Exploring Mandated Critical Control Management for Fatality Prevention in African Mines: Evidence from a Zambian Case Study
DOI:
https://doi.org/10.59413/ajocs/v7.i3.48Keywords:
Critical Control Management, fatality prevention, Sub-Sahara Africa, Mining, Safety, Mandated frameworks, Mining safety, Regulation, safety culture, High-reliability organisationAbstract
Critical Control Management (CCM) has become a central approach for preventing fatal and catastrophic events in mining by focusing attention on the few controls that matter most. However, in many African jurisdictions CCM remains largely voluntary, applied unevenly and not always embedded in regulatory or organisational governance. This paper uses a Zambian case study to explore how a more mandated CCM approach could strengthen fatality prevention in African mines while remaining sensitive to local regulatory capacity and operational realities.
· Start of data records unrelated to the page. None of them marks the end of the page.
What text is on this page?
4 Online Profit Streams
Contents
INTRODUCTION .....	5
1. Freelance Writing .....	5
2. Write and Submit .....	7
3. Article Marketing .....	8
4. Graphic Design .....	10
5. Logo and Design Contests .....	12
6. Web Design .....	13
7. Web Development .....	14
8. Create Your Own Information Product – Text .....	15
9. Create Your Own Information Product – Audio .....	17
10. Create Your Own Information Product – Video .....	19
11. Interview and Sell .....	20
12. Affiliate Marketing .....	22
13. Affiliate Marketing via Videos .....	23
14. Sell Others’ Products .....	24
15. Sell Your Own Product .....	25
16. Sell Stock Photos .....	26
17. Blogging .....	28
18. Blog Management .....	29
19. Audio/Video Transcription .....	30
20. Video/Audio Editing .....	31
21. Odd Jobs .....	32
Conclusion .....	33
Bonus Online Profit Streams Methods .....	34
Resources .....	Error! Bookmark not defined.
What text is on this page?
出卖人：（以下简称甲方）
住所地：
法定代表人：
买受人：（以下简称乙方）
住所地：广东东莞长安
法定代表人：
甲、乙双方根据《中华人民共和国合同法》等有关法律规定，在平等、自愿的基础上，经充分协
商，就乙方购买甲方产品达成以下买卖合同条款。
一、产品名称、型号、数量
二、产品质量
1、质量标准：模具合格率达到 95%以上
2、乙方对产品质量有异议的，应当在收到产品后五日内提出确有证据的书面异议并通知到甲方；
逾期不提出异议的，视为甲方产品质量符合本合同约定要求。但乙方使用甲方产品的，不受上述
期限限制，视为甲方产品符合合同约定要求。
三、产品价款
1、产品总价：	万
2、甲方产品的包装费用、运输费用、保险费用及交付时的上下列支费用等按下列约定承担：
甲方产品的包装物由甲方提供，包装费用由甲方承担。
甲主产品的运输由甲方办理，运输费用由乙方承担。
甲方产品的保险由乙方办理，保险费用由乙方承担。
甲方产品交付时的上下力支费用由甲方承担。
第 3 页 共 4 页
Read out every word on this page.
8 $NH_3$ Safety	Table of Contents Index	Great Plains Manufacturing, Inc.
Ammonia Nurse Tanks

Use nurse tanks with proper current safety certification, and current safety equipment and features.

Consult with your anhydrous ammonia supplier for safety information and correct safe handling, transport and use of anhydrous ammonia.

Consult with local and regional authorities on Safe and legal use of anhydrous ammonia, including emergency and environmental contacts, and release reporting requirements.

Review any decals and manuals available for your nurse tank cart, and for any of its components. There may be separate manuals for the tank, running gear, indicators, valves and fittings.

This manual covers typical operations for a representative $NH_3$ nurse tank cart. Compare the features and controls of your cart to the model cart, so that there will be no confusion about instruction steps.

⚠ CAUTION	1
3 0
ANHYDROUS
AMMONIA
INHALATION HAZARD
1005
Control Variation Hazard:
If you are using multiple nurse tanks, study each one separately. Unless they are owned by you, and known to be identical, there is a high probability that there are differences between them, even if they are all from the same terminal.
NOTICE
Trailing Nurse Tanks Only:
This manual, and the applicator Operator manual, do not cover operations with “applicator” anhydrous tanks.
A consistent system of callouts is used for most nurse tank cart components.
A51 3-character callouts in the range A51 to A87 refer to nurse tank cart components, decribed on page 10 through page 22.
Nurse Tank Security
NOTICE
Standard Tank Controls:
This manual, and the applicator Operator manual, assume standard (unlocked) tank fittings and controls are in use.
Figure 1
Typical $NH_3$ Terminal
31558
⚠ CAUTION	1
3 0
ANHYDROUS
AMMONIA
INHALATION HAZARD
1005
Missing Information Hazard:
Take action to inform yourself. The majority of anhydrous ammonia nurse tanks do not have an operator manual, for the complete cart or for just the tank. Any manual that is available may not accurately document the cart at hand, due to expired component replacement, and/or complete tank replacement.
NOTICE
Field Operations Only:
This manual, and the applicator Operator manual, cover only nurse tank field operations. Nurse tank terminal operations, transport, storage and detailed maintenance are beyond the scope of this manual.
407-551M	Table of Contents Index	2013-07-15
The analysis draws on a mixed‑methods study in the Zambian mining sector, combining a quantitative survey of mine employees (target N = 192, realised n = 154; 80 per cent response) with 16 key informant interviews and field observations. The study found a statistically significant, moderate positive correlation between monitoring and effectiveness of fatal‑risk controls and safety outcomes (r = 0.45, p < 0.001). Simple regression showed that control monitoring explained 20 per cent of the variance in safety outcomes (R² = 0.20, F = 30.5, p < 0.001), while reliability analysis indicated strong internal consistency for key constructs such as critical controls effectiveness (Cronbach’s alpha = 0.88). Together, these findings suggest that more systematic management of fatal‑risk controls is associated with meaningful improvements in safety performance. Building on this evidence, the paper proposes a four‑layer CCM model for African mines that can be adopted or adapted by regulators and operators. The layers cover: (i) integrating CCM expectations into regulatory guidance and licence conditions; (ii) site‑specific bowtie‑linked CCM cycles; (iii) leadership accountability, worker protection and capability; and (iv) transparent monitoring, learning and benchmarking. Rather than prescribing a uniform solution, the framework is presented as a set of recommendations informed by the Zambian case study, showing how voluntary guidance can be progressively translated into more enforceable, context‑appropriate standards for safer, more resilient mining operations across the continent.